For pregnancies identified from the WLGP data, all pregnant women with a pregnancy code and event date that occurred during the study period were extracted (Supplementary Table 1: Read codes (v2)). For those identified from the hospital admissions data (PEDW), all women with a pregnancy diagnosis code and an attendance date occurring during the study period were also extracted (Supplementary Table 2: ICD-10 codes). Identified cases from both the WLGP and PEDW were separately matched to those identified from the NCCHD and MIDS data to include only those who are still pregnant. Furthermore, the identified cases from both resources were further matched to remove duplicates and then linked to the initial assessment-related data items in the MIDS data. The gestational age in weeks and initial assessment data items are available in order to calculate the pregnancy start date. In cases where multiple records were found per pregnant woman, only the first occurring record between the study dates of interest was selected. The pregnancy start date for every successfully linked case was then calculated by subtracting the gestational age from the initial assessment date.

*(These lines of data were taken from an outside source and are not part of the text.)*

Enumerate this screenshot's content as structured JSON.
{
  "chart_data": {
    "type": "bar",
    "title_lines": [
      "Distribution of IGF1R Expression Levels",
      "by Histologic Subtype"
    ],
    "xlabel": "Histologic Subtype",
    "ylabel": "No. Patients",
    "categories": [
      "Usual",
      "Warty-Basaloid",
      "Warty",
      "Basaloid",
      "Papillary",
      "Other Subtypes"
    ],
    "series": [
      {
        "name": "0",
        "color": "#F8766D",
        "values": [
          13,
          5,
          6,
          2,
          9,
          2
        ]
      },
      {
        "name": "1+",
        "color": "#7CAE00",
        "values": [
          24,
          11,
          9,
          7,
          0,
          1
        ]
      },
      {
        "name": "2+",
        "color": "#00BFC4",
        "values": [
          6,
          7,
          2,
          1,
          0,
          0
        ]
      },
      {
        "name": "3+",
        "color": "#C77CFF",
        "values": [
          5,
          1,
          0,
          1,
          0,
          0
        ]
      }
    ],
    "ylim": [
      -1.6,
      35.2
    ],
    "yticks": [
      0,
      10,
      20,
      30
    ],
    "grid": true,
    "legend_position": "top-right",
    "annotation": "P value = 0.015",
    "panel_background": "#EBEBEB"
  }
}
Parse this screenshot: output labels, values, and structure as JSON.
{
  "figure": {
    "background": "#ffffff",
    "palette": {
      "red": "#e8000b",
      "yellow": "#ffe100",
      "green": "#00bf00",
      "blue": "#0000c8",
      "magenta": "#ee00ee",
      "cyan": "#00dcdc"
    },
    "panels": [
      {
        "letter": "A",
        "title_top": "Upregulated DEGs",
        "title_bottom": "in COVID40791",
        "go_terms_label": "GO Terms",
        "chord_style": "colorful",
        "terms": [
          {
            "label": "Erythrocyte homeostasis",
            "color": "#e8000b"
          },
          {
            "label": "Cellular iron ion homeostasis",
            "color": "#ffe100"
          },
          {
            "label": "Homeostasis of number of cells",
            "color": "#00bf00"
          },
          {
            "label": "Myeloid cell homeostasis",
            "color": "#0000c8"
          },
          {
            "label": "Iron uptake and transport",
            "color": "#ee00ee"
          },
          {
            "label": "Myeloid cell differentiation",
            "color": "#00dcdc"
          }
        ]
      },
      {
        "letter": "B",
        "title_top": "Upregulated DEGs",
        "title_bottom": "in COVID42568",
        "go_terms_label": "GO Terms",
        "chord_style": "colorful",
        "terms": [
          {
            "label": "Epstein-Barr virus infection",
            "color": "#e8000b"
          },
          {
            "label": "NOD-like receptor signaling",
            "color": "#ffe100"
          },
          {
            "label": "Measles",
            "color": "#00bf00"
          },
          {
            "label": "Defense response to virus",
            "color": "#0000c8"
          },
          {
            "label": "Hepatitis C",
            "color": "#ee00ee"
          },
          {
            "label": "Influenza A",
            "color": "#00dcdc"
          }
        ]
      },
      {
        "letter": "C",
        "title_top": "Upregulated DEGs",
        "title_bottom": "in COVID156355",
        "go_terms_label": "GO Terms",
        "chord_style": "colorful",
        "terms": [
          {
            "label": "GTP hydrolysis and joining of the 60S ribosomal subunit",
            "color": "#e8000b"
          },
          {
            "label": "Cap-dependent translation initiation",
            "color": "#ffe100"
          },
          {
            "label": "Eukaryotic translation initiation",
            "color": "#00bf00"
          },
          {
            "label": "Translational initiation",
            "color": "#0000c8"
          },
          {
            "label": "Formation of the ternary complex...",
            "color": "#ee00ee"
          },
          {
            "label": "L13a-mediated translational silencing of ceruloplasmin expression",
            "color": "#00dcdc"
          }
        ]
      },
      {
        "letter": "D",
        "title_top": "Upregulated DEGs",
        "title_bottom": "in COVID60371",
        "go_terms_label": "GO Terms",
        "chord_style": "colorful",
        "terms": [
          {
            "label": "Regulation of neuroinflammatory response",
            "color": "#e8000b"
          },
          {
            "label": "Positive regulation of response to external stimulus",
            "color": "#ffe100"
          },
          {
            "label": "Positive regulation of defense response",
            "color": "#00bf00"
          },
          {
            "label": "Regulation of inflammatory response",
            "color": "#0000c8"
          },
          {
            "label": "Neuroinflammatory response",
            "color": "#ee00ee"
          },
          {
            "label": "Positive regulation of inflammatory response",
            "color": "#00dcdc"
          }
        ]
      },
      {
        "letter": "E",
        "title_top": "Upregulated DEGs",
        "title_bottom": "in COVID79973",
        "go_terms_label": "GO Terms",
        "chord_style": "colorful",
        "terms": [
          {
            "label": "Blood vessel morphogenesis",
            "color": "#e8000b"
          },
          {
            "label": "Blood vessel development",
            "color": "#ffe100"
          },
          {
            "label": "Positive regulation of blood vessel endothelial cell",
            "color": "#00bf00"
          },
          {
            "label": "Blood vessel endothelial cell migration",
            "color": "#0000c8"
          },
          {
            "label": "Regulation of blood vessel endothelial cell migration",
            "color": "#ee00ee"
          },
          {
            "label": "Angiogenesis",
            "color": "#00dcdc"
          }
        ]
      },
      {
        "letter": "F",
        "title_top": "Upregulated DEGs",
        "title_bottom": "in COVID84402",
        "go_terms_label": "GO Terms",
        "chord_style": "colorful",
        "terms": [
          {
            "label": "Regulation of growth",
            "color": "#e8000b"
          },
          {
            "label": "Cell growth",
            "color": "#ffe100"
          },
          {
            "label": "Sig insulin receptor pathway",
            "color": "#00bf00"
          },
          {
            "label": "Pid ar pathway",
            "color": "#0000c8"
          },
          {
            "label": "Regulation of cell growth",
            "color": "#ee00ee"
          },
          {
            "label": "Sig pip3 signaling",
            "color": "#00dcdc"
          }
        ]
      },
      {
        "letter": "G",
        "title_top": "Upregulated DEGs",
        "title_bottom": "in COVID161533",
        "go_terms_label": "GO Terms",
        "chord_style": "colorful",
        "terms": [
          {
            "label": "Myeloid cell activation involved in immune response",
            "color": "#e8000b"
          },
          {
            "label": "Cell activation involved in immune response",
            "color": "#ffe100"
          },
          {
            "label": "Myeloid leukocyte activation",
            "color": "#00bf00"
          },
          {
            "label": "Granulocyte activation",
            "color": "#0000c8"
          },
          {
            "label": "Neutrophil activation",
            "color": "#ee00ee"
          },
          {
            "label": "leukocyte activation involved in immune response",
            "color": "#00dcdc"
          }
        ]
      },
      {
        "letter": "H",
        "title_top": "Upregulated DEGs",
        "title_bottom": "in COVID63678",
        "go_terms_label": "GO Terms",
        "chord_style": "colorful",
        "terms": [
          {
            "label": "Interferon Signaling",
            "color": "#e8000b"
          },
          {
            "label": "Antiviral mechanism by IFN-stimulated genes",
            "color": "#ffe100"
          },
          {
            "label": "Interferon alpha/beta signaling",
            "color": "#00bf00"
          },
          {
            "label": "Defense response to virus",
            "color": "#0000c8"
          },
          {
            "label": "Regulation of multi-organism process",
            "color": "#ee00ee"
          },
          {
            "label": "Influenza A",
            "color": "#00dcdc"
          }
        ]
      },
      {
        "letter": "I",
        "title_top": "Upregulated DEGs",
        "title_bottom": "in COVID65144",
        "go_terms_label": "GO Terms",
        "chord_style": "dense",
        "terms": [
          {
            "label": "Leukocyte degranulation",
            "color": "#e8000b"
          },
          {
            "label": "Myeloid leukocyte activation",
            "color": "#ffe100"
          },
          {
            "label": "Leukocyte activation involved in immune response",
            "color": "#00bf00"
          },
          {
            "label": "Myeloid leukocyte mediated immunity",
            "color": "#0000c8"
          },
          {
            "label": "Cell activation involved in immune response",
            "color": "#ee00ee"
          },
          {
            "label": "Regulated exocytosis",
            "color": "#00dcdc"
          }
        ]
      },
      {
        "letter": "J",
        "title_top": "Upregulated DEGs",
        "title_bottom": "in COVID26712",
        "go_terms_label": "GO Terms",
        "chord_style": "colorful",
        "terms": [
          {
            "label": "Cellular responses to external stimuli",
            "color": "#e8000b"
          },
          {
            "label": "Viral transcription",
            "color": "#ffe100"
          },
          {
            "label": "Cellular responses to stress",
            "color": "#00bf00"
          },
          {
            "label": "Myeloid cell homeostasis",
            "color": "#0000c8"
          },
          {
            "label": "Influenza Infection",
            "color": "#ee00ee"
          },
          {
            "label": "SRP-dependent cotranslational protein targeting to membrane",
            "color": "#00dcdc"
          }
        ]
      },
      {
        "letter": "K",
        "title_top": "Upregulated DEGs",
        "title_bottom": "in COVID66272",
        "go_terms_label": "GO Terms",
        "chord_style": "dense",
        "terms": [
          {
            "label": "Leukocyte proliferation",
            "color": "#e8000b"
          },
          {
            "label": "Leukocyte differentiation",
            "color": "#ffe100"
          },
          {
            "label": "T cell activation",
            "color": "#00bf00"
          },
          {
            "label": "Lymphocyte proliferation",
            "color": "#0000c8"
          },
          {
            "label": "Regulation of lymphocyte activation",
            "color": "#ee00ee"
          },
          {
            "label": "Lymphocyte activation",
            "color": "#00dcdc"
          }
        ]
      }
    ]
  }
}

Multimorbidity in pregnancy

Multimorbidity was defined by the presence of two or more long-term health conditions, which can include defined physical and mental health conditions [8]. Long-term health conditions are those that generally last a year or longer and have a significant impact on a person’s life [9]. Four long-term health conditions including depression, diabetes, asthma, and cardiovascular were selected on the following basis: (1) prevalence; (2) potential to impact vaccine uptake; and (3) recorded in the study datasets. These conditions were aggregated to generate a new multimorbidity variable with two distinct categories: Multimorbid and Non-multimorbid. The multimorbid category comprises those with two or more health conditions, while the non-multimorbid comprises healthy individuals together with those with only one health condition. Read codes for depression, diabetes, asthma, and cardiovascular can be found in Supplementary Tables 3 to 6 respectively. ICD-10 codes for the same conditions can be found in Supplementary Tables 7 to 10 respectively.

Statistical analysis

Kaplan-Meier survival analysis was employed to examine time to vaccination by depression, diabetes, asthma, and cardiovascular diseases independently, by multimorbidity, as well as by smoking status censored at the delivery, death, or moved out of Wales while pregnant. The Log Rank test was used to determine if there were differences in the survival distributions of vaccine uptake times within the diseases independently, multimorbidity, and smoking status. Differences were reported in median times (MD) with 95% confidence intervals and significance level accepted at p < 0.05. Multivariate Cox regression hazard models were utilised to examine the impact of depression, diabetes, asthma, and cardiovascular diseases on vaccine uptake independently with age group, ethnic group, area of deprivation, and smoking status incorporated into the model, as well as the impact of multimorbidity, age group, ethnic group, area of deprivation, and smoking status on vaccine uptake, reporting hazard ratios (HR) with 95% confidence intervals and significance level accepted at p < 0.05. Bootstrapping internal validation was conducted to assess the performance of the model, reporting bootstrapped Beta coefficients (B), standard error, 95% confidence intervals, and significance level accepted at p < 0.05. The reference groups were those without multimorbidity, never smokers, aged 25–29, white ethnic group, and those living in the most affluent area. The data handling and preparation for the descriptive statistics, survival analysis, and Cox proportional hazard modelling were performed in an SQL IBM DB2 database within the SAIL Databank utilising Eclipse software. Final data preparation specific to these analyses, such as setting the reference groups was performed in IBM SPSS Statistics 28. Descriptive statistics, Survival, and Cox regression analyses were performed in SPSS.